Let $A \subset C$ be two isomorphic unique factorization domains (UFD's).
Is it possible to find an integral domain $B$, $A \subset B \subset C$, such that $B$ is not a UFD?
I have tried to construct the following counterexample (but have not succeeded): $A=\mathbb{C}[p,q]$, $C=\mathbb{C}[x,y]$, where $p,q \in \mathbb{C}[x,y]$ are algebraically independent over $\mathbb{C}$ (this is equivalent to $\{p,q\}$ having a non-zero Jacobian: $p_xq_y-p_yq_x \neq 0$), and $B=\mathbb{C}[p,q][w]$, for some $w \in \mathbb{C}$, but the problem is to find concrete $p,q,w$ such that $B$ is not a UFD and not equals either $A$ or $C$.
Perhaps the following is a counterexample: $A=k[x_2,x_3,\ldots]$, $B=k[x_1^2,x_1^3,x_2,x_3,\ldots]$, $C=k[x_1,x_2,x_3,\ldots]$?

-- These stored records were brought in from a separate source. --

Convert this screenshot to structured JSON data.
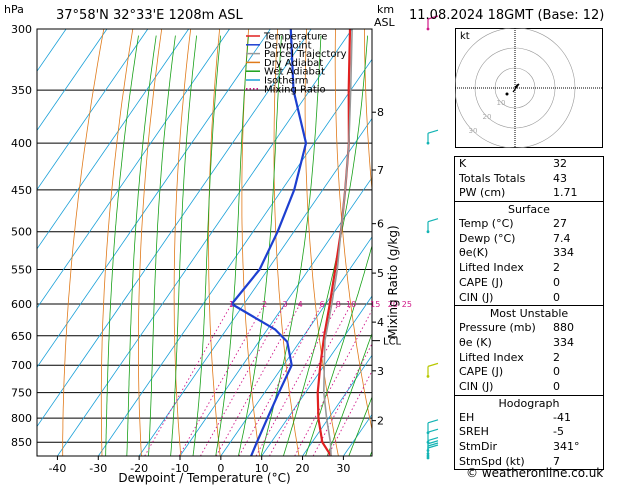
{
  "header": {
    "unit_hpa": "hPa",
    "location": "37°58'N 32°33'E 1208m ASL",
    "km_label": "km",
    "asl_label": "ASL",
    "datetime": "11.08.2024 18GMT (Base: 12)"
  },
  "chart_data": {
    "type": "line",
    "title": "",
    "xlabel": "Dewpoint / Temperature (°C)",
    "ylabel_right": "Mixing Ratio (g/kg)",
    "x_ticks": [
      -40,
      -30,
      -20,
      -10,
      0,
      10,
      20,
      30
    ],
    "xlim": [
      -45,
      37
    ],
    "pressure_levels": [
      300,
      350,
      400,
      450,
      500,
      550,
      600,
      650,
      700,
      750,
      800,
      850
    ],
    "plim": [
      300,
      880
    ],
    "km_ticks": [
      {
        "km": "8",
        "p": 370
      },
      {
        "km": "7",
        "p": 428
      },
      {
        "km": "6",
        "p": 490
      },
      {
        "km": "5",
        "p": 555
      },
      {
        "km": "4",
        "p": 628
      },
      {
        "km": "3",
        "p": 710
      },
      {
        "km": "2",
        "p": 805
      }
    ],
    "lcl": {
      "label": "LCL",
      "p": 658
    },
    "mixing_ratio_labels": [
      "1",
      "2",
      "3",
      "4",
      "6",
      "8",
      "10",
      "15",
      "20",
      "25"
    ],
    "mixing_ratio_values": [
      1,
      2,
      3,
      4,
      6,
      8,
      10,
      15,
      20,
      25
    ],
    "legend": [
      "Temperature",
      "Dewpoint",
      "Parcel Trajectory",
      "Dry Adiabat",
      "Wet Adiabat",
      "Isotherm",
      "Mixing Ratio"
    ],
    "legend_position": "top-left",
    "series": [
      {
        "name": "Temperature",
        "color": "#e02020",
        "points": [
          [
            880,
            27
          ],
          [
            850,
            22.5
          ],
          [
            800,
            17.5
          ],
          [
            750,
            13
          ],
          [
            700,
            9
          ],
          [
            650,
            5
          ],
          [
            600,
            1
          ],
          [
            550,
            -3.5
          ],
          [
            500,
            -8.5
          ],
          [
            450,
            -14.5
          ],
          [
            400,
            -21.5
          ],
          [
            350,
            -30.5
          ],
          [
            300,
            -40.5
          ]
        ]
      },
      {
        "name": "Dewpoint",
        "color": "#1d3fd0",
        "points": [
          [
            880,
            7.4
          ],
          [
            850,
            6.5
          ],
          [
            800,
            5
          ],
          [
            750,
            3.5
          ],
          [
            700,
            2
          ],
          [
            660,
            -3
          ],
          [
            640,
            -8
          ],
          [
            600,
            -23
          ],
          [
            550,
            -22
          ],
          [
            500,
            -24
          ],
          [
            450,
            -27
          ],
          [
            400,
            -32
          ],
          [
            370,
            -39
          ],
          [
            350,
            -44
          ],
          [
            300,
            -55
          ]
        ]
      },
      {
        "name": "Parcel Trajectory",
        "color": "#999999",
        "points": [
          [
            880,
            27
          ],
          [
            850,
            24.5
          ],
          [
            800,
            19.5
          ],
          [
            750,
            14.5
          ],
          [
            700,
            10
          ],
          [
            658,
            6
          ],
          [
            600,
            1.5
          ],
          [
            550,
            -3
          ],
          [
            500,
            -8.5
          ],
          [
            450,
            -14.5
          ],
          [
            400,
            -21.5
          ],
          [
            350,
            -30
          ],
          [
            300,
            -40
          ]
        ]
      }
    ],
    "wind_barbs_count": 10
  },
  "colors": {
    "dry_adiabat": "#e07a1a",
    "wet_adiabat": "#18a018",
    "isotherm": "#1aa0d8",
    "mixing_ratio": "#d01888",
    "wind": "#14b4b4",
    "wind_low": "#b8c800"
  },
  "hodograph": {
    "label": "kt",
    "ring_labels": [
      "10",
      "20",
      "30"
    ]
  },
  "indices": {
    "rows": [
      {
        "label": "K",
        "value": "32"
      },
      {
        "label": "Totals Totals",
        "value": "43"
      },
      {
        "label": "PW (cm)",
        "value": "1.71"
      }
    ]
  },
  "surface": {
    "title": "Surface",
    "rows": [
      {
        "label": "Temp (°C)",
        "value": "27"
      },
      {
        "label": "Dewp (°C)",
        "value": "7.4"
      },
      {
        "label": "θe(K)",
        "value": "334"
      },
      {
        "label": "Lifted Index",
        "value": "2"
      },
      {
        "label": "CAPE (J)",
        "value": "0"
      },
      {
        "label": "CIN (J)",
        "value": "0"
      }
    ]
  },
  "most_unstable": {
    "title": "Most Unstable",
    "rows": [
      {
        "label": "Pressure (mb)",
        "value": "880"
      },
      {
        "label": "θe (K)",
        "value": "334"
      },
      {
        "label": "Lifted Index",
        "value": "2"
      },
      {
        "label": "CAPE (J)",
        "value": "0"
      },
      {
        "label": "CIN (J)",
        "value": "0"
      }
    ]
  },
  "hodograph_params": {
    "title": "Hodograph",
    "rows": [
      {
        "label": "EH",
        "value": "-41"
      },
      {
        "label": "SREH",
        "value": "-5"
      },
      {
        "label": "StmDir",
        "value": "341°"
      },
      {
        "label": "StmSpd (kt)",
        "value": "7"
      }
    ]
  },
  "footer": {
    "credit": "© weatheronline.co.uk"
  }
}
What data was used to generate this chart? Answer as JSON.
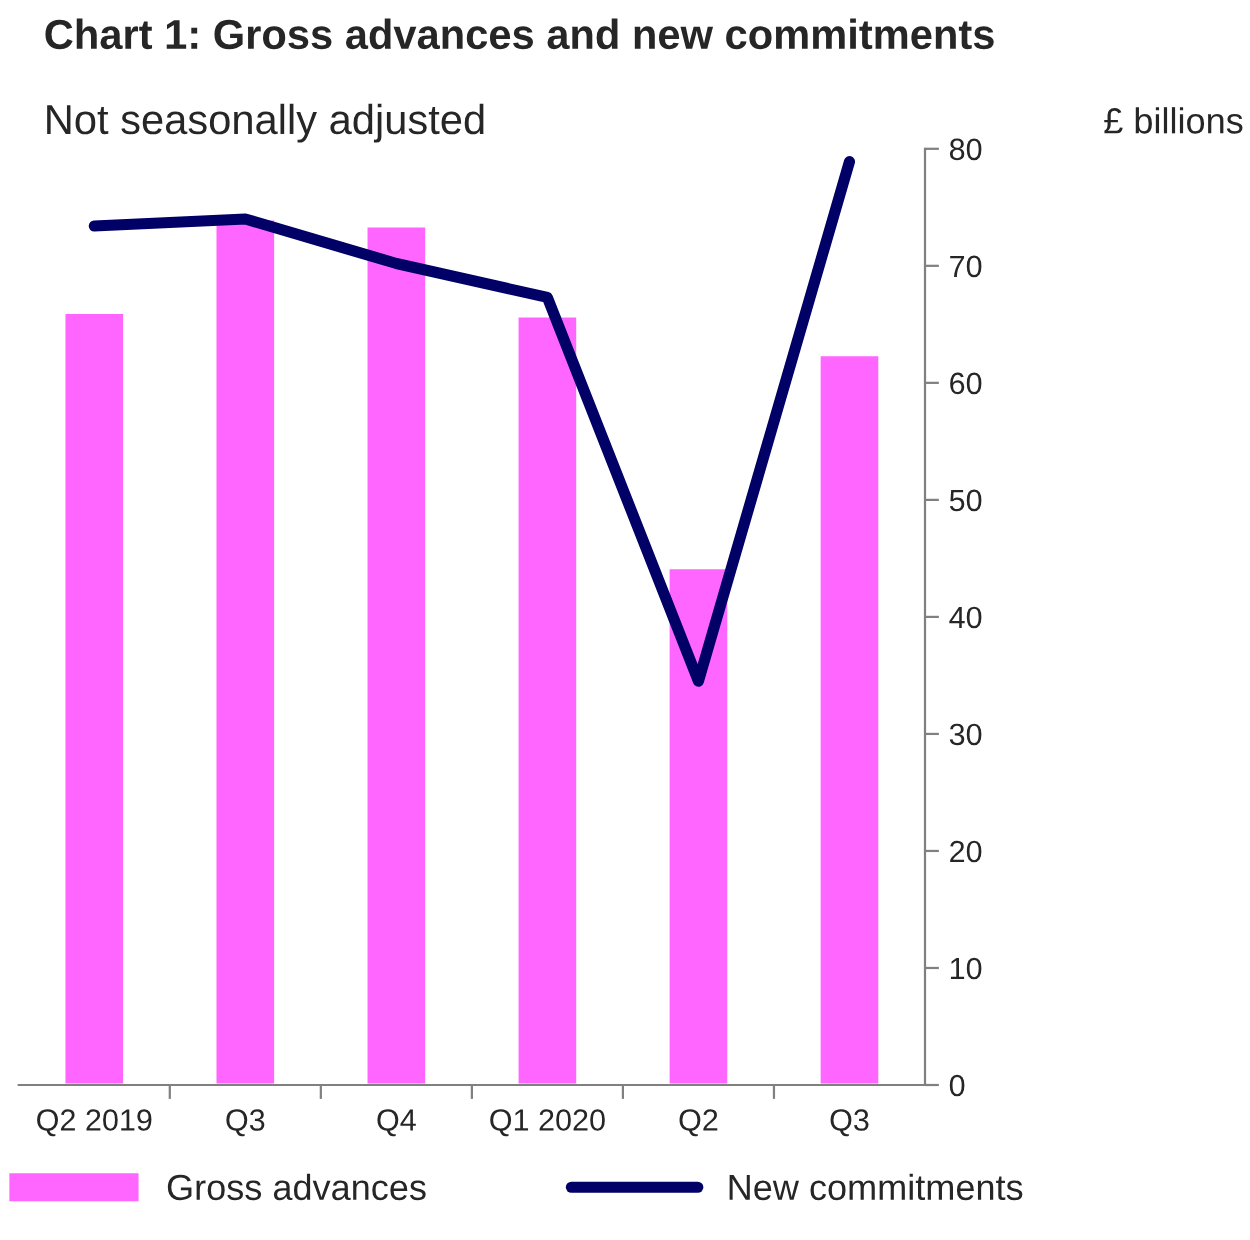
{
  "chart_data": {
    "type": "bar",
    "title": "Chart 1: Gross advances and new commitments",
    "subtitle": "Not seasonally adjusted",
    "ylabel": "£ billions",
    "categories": [
      "Q2 2019",
      "Q3",
      "Q4",
      "Q1 2020",
      "Q2",
      "Q3"
    ],
    "series": [
      {
        "name": "Gross advances",
        "color": "#ff66ff",
        "values": [
          66,
          74,
          73.4,
          65.7,
          44.2,
          62.4
        ]
      },
      {
        "name": "New commitments",
        "type": "line",
        "color": "#000066",
        "values": [
          73.4,
          74.0,
          70.2,
          67.3,
          34.5,
          78.9
        ]
      }
    ],
    "ylim": [
      0,
      80
    ],
    "yticks": [
      0,
      10,
      20,
      30,
      40,
      50,
      60,
      70,
      80
    ],
    "grid": false,
    "legend": "bottom"
  }
}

Related ideas (perhaps I should elaborate why they are relevent) are : Nagata's criterion for factoriality and this question.
Any ideas are welcome!
Yes, it's possible.
Let $K$ be a field, and let \begin{align*} C &= K[x]\qquad\qquad\qquad\;\,\\[4pt] B &= K[x^2,x^3]\\[4pt] A &= K[x^6]\\[4pt] \end{align*} Then \begin{align*} &{\small{\bullet}}\;\;A \subset B \subset C\\[4pt] &{\small{\bullet}}\;\;A,C\;\text{are isomorphic UFDs}\\[4pt] &{\small{\bullet}}\;\;B\;\text{is not a UFD}\\[4pt] \end{align*}
To see that $B$ is not a UFD, note that in $B$, the elements $x^2$ and $x^3$ are distinct irreducibles, so
$$(x^2)(x^2)(x^2) = x^6 = (x^3)(x^3)$$
gives two distinct factorizations of $x^6$ into irreducibles.
Hence, as claimed, $B$ is not a UFD.